After talks in Brussels with the Arab League chief and European ministers, EU foreign policy chief Federica Mogherini said that "probably for the first time there was real deep awareness of the need to work together."

"We are looking at specific projects to launch in the coming weeks with some specific countries to increase the level of cooperation on counter-terrorism, and I would name Turkey, Egypt, Yemen, Algeria and the Gulf countries," she said.

The bloc will also post security attaches at its embassies in key Muslim nations to boost cooperation, as well as increasing its Arabic language capacity to try to counter Islamist propaganda, she said.

She said there was a need to "share intelligence information not only with the EU but also with other countries around us."

- 'Every country' affected -

Nabil Al-Arabi, the Arab League secretary general, said earlier that "every country in the world is suffering from terrorism."

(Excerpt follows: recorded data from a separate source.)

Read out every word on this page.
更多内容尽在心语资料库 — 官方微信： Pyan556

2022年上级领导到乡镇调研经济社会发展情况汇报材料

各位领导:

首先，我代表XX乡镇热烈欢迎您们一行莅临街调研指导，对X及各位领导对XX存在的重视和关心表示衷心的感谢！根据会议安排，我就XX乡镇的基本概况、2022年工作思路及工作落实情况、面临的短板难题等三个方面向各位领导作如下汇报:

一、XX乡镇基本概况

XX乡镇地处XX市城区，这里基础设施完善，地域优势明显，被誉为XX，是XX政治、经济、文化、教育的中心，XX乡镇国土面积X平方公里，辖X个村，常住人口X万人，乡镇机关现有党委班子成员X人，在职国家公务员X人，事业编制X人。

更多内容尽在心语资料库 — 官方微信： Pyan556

"It is not just a military or security issue, it covers the intellectual, cultural, media and religious spheres and that is what we are trying to get," he said.

Europe is on high alert after three French gunmen killed 17 people at the Charlie Hebdo satirical magazine and a Jewish supermarket in Paris earlier this month, claiming they were acting on behalf of Al-Qaeda and the Islamic State group.

Two suspected militants were also killed in a police raid in Belgium on Thursday and a huge security sweep across Europe resulted in dozens of arrests in Germany, Greece and France.

The EU meeting Monday was to prepare for a special European summit on February 12 dedicated to fighting terrorism.

Many of the ministers will meet again on Thursday in London when US Secretary of State John Kerry co-hosts talks with some 20 countries, including Arab states.

But so far many EU states have been reluctant to open up their intelligence networks to anyone except their most trusted allies for fear of harmful leaks, let alone with the Arab world.

Mogherini said the ministers urged the European Parliament to stop holding up a system for exchanging air passenger information -- backed by many states as a key tool in tracking militant suspects, but loathed by lawmakers due to concerns over civil liberties.

- Muslim protests -

German Foreign Minister Frank-Walter Steinmeier said the Paris attacks had "changed Europe and the world" and called for "possibly increased exchanges with Muslim countries."

His British counterpart Philip Hammond made the same point and pressed the need for progress on the passenger data system.

Belgian authorities meanwhile were still hunting for Abdelhamid Abaaoud, considered the brains behind an Islamist cell plotting to kill Belgian police that was broken up last week.

Greek prosecutors were considering a Belgian extradition request for a suspect arrested in Athens on Saturday who could be linked to the cell.

In Germany, police banned a rally by the anti-Islamic PEGIDA movement in the eastern city of Dresden after a reported threat from IS on the movement's leader Lutz Bachmann.

But in the Muslim world anger still raged at the publication of a new Prophet Mohammed cartoon on the front of Charlie Hebdo's comeback issue last week.

Russia's interior ministry claimed 800,000 people had flooded into Grozny, the capital of the Muslim province of Chechnya -- three-quarters of the republic's population -- to demonstrate.

In Niger, 10 people were killed in two days of protests against the cartoons, while dozens of churches were torched at the weekend.

More than 2,000 Iranians meanwhile protested Monday outside the French embassy in Tehran, chanting "Death to France" and urging the ambassador be expelled.